Rede von
Dr.
Franz-Josef
Wuermeling
- Parteizugehörigkeit zum Zeitpunkt der Rede:
(CDU/CSU)
- Letzte offizielle eingetragene Parteizugehörigkeit: (CDU)
Meine Damen und Herren! Ich habe weder die Absicht, eine längere Rede zu halten, noch die Absicht, auf die „überaus bedeutsamen" Ausführungen meines letzten Herrn Vorredners zu antworten. Ich möchte zur Wiederversachlichung der Debatte lediglich unter einem andern Gesichtspunkt kurz Stellung nehmen,
nachdem die Dinge von der Seite. der Familie her eben von unserer sehr verehrten Kollegin Frau Dr. Weber in ausgezeichneter Weise beleuchtet worden sind.
Meine Damen und Herren, wenn wir Steuergesetze machen, pflegen wir übereinstimmend die Meinung zu bekunden, daß diese Steuergesetze sozial gerecht sein sollen.
Eine Steuer pflegt dann sozial gerecht zu sein, wenn sie denjenigen stärker trifft, der besser in der Lage ist, Steuern zu zahlen. Wenn wir das Doppelverdienen,
an dem wir heute sozial- und arbeitsmarktpolitisch gar kein Interesse haben, dadurch prämieren, daß wir doppelverdienenden Eheleuten noch besondere steuerliche Vergünstigungen gewähren, machen wir keine soziale Steuergesetzgebung.

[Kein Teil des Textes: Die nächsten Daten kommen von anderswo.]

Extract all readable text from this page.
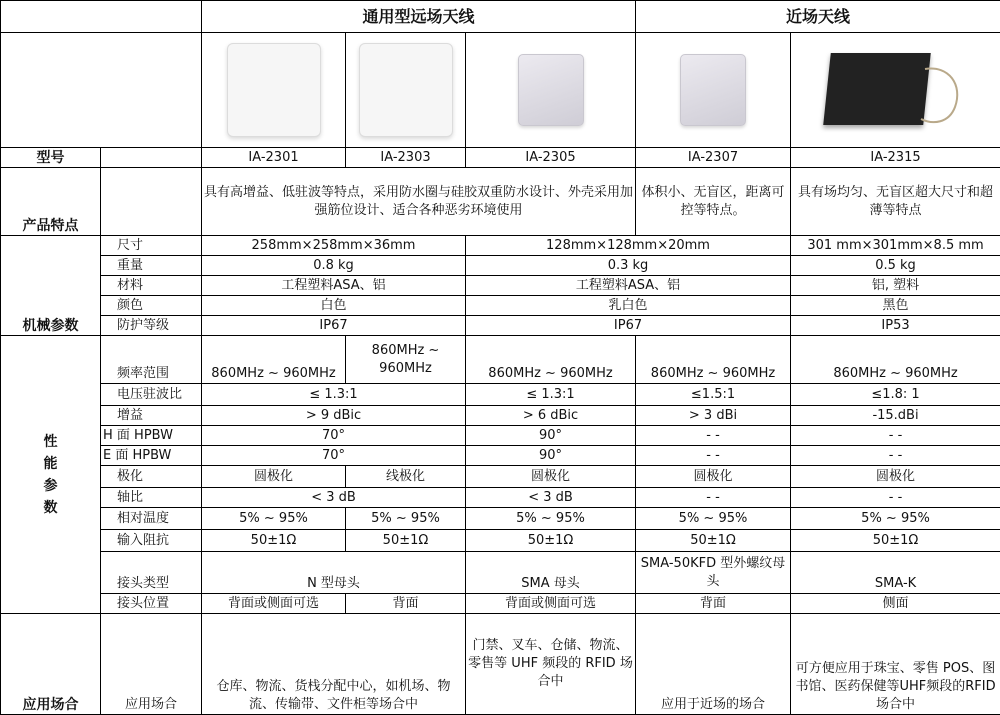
		通用型远场天线			近场天线	

型号		IA-2301	IA-2303	IA-2305	IA-2307	IA-2315
产品特点		具有高增益、低驻波等特点，采用防水圈与硅胶双重防水设计、外壳采用加强筋位设计、适合各种恶劣环境使用			体积小、无盲区，距离可控等特点。	具有场均匀、无盲区超大尺寸和超薄等特点
机械参数	尺寸	258mm×258mm×36mm		128mm×128mm×20mm		301 mm×301mm×8.5 mm
	重量	0.8 kg		0.3 kg		0.5 kg
	材料	工程塑料ASA、铝		工程塑料ASA、铝		铝, 塑料
	颜色	白色		乳白色		黑色
	防护等级	IP67		IP67		IP53

性
能
参
数	频率范围	860MHz ~ 960MHz	860MHz ~ 960MHz	860MHz ~ 960MHz	860MHz ~ 960MHz	860MHz ~ 960MHz
	电压驻波比	≤ 1.3:1		≤ 1.3:1	≤1.5:1	≤1.8: 1
	增益	> 9 dBic		> 6 dBic	> 3 dBi	-15.dBi
	H 面 HPBW	70°		90°	- -	- -
	E 面 HPBW	70°		90°	- -	- -
	极化	圆极化	线极化	圆极化	圆极化	圆极化
	轴比	< 3 dB		< 3 dB	- -	- -
	相对温度	5% ~ 95%	5% ~ 95%	5% ~ 95%	5% ~ 95%	5% ~ 95%
	输入阻抗	50±1Ω	50±1Ω	50±1Ω	50±1Ω	50±1Ω
	接头类型	N 型母头		SMA 母头	SMA-50KFD 型外螺纹母头	SMA-K
	接头位置	背面或侧面可选	背面	背面或侧面可选	背面	侧面
应用场合	应用场合	仓库、物流、货栈分配中心，如机场、物流、传输带、文件柜等场合中		门禁、叉车、仓储、物流、零售等 UHF 频段的 RFID 场合中	应用于近场的场合	可方便应用于珠宝、零售 POS、图书馆、医药保健等UHF频段的RFID场合中
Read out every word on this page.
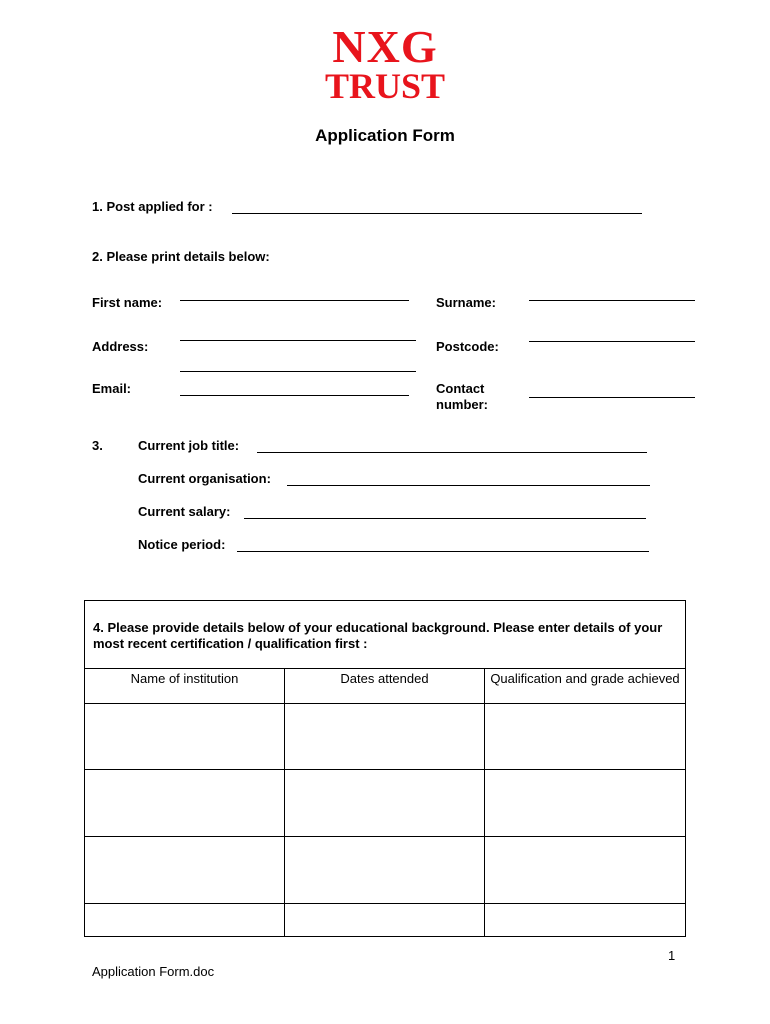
NXG
TRUST
Application Form
1. Post applied for :
2. Please print details below:
First name:	Surname:
Address:	Postcode:
Email:	Contact
number:
3.	Current job title:
Current organisation:
Current salary:
Notice period:
4. Please provide details below of your educational background. Please enter details of your most recent certification / qualification first :		
Name of institution	Dates attended	Qualification and grade achieved

1
Application Form.doc
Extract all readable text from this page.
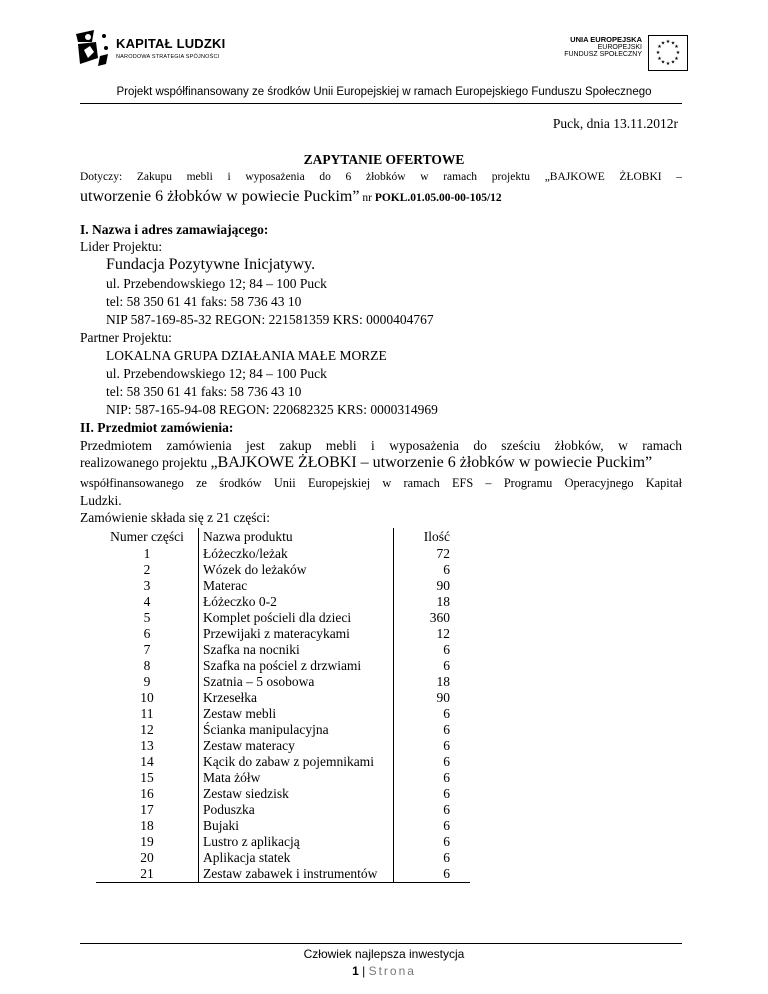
KAPITAŁ LUDZKI
NARODOWA STRATEGIA SPÓJNOŚCI
UNIA EUROPEJSKA
EUROPEJSKI
FUNDUSZ SPOŁECZNY
★ ★
★
★
★
★
★
★
★
★
★
★
Projekt współfinansowany ze środków Unii Europejskiej w ramach Europejskiego Funduszu Społecznego
Puck, dnia 13.11.2012r
ZAPYTANIE OFERTOWE
Dotyczy: Zakupu mebli i wyposażenia do 6 żłobków w ramach projektu „BAJKOWE ŻŁOBKI –
utworzenie 6 żłobków w powiecie Puckim” nr POKL.01.05.00-00-105/12
I. Nazwa i adres zamawiającego:
Lider Projektu:
Fundacja Pozytywne Inicjatywy.
ul. Przebendowskiego 12; 84 – 100 Puck
tel: 58 350 61 41 faks: 58 736 43 10
NIP 587-169-85-32 REGON: 221581359 KRS: 0000404767
Partner Projektu:
LOKALNA GRUPA DZIAŁANIA MAŁE MORZE
ul. Przebendowskiego 12; 84 – 100 Puck
tel: 58 350 61 41 faks: 58 736 43 10
NIP: 587-165-94-08 REGON: 220682325 KRS: 0000314969
II. Przedmiot zamówienia:
Przedmiotem zamówienia jest zakup mebli i wyposażenia do sześciu żłobków, w ramach
realizowanego projektu „BAJKOWE ŻŁOBKI – utworzenie 6 żłobków w powiecie Puckim”
współfinansowanego ze środków Unii Europejskiej w ramach EFS – Programu Operacyjnego Kapitał
Ludzki.
Zamówienie składa się z 21 części:
Numer części	Nazwa produktu	Ilość
1	Łóżeczko/leżak	72
2	Wózek do leżaków	6
3	Materac	90
4	Łóżeczko 0-2	18
5	Komplet pościeli dla dzieci	360
6	Przewijaki z materacykami	12
7	Szafka na nocniki	6
8	Szafka na pościel z drzwiami	6
9	Szatnia – 5 osobowa	18
10	Krzesełka	90
11	Zestaw mebli	6
12	Ścianka manipulacyjna	6
13	Zestaw materacy	6
14	Kącik do zabaw z pojemnikami	6
15	Mata żółw	6
16	Zestaw siedzisk	6
17	Poduszka	6
18	Bujaki	6
19	Lustro z aplikacją	6
20	Aplikacja statek	6
21	Zestaw zabawek i instrumentów	6
Człowiek najlepsza inwestycja
1 | Strona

Eines ist doch klar: wenn in einem Haushalt zwei Menschen verdienen, sind sie leichter in der Lage, Steuern aufzubringen, als wenn es sich um zwei einzelstehende Personen handelt. Auch unter dem arbeitsmarktpolitischen Gesichtspunkt, daß wir gar kein Interesse daran haben, das Dopperlverdienen auch noch steuerlich zu fördern, bitte ich dieses Problem zu betrachten und für die Haushaltsbesteuerung einzutreten.
Meine Damen und Herren, es ist in diesem Zusammenhang immer wieder der Versuch gemacht worden, den Art. 3 des Grundgesetzes in übertriebener Weise zu strapazieren. Demgegenüber möchte ich nur wiederholen, was hier schon mehrfach gesagt worden ist, daß Sie mit allen diesen Begünstigungen die Unterschiede zwischen Männern und Frauen niemals werden beseitigen können, weder in der natürlichen noch in der soziologischen Stellung der Geschlechter.
Wir müssen unsere Gesetze auf die Individualität, auf die Einzelpersönlichkeit abstellen. Wir kommen nicht darum herum, daß Männer und Frauen auch ihrer Individualität nach verschiedenartige Einzelpersönlichkeiten sind, wenn sie auch staatsbürgerlich die gleichen Rechte haben und haben müssen.
Wenn es richtig wäre, was Sie sagen, daß die Haushaltsbesteuerung staatsbürgerlich ungerecht wäre und eine Benachteiligung der Frau bedeutete, dann müßte man auch sagen, es wäre staatsbürgerlich ungerecht, wenn Sie Kinderermäßigung geben; dann müßten Sie den kinderreichen Vater genau so behandeln wie den kinderarmen 'oder die kinderreiche Mutter genau so wie die kinderarme usw. Sie können die Dinge doch nicht in dieser mechanischen Weise überspitzen und schematisch alles über einen Kamm scheren wollen.
Wir sind also der Meinung, daß aus sozialen Gründen, die auch Frau Kollegin Weber am Schluß ihrer Ausführungen angedeutet hat, die Haushaltsbesteuerung durchaus gerechtfertigt ist. Es ist ja keine Ausnahmegesetzgebung gegen die Frau. Es wird ja nicht nur die Frau, sondern in gleicher Weise der Mann getroffen. Die doppelverdienenden Ehegatten werden zusammen veranlagt und besteuert, weil sie eher als Alleinverdienende in der Lage sind, höhere Steuersätze zu bezahlen.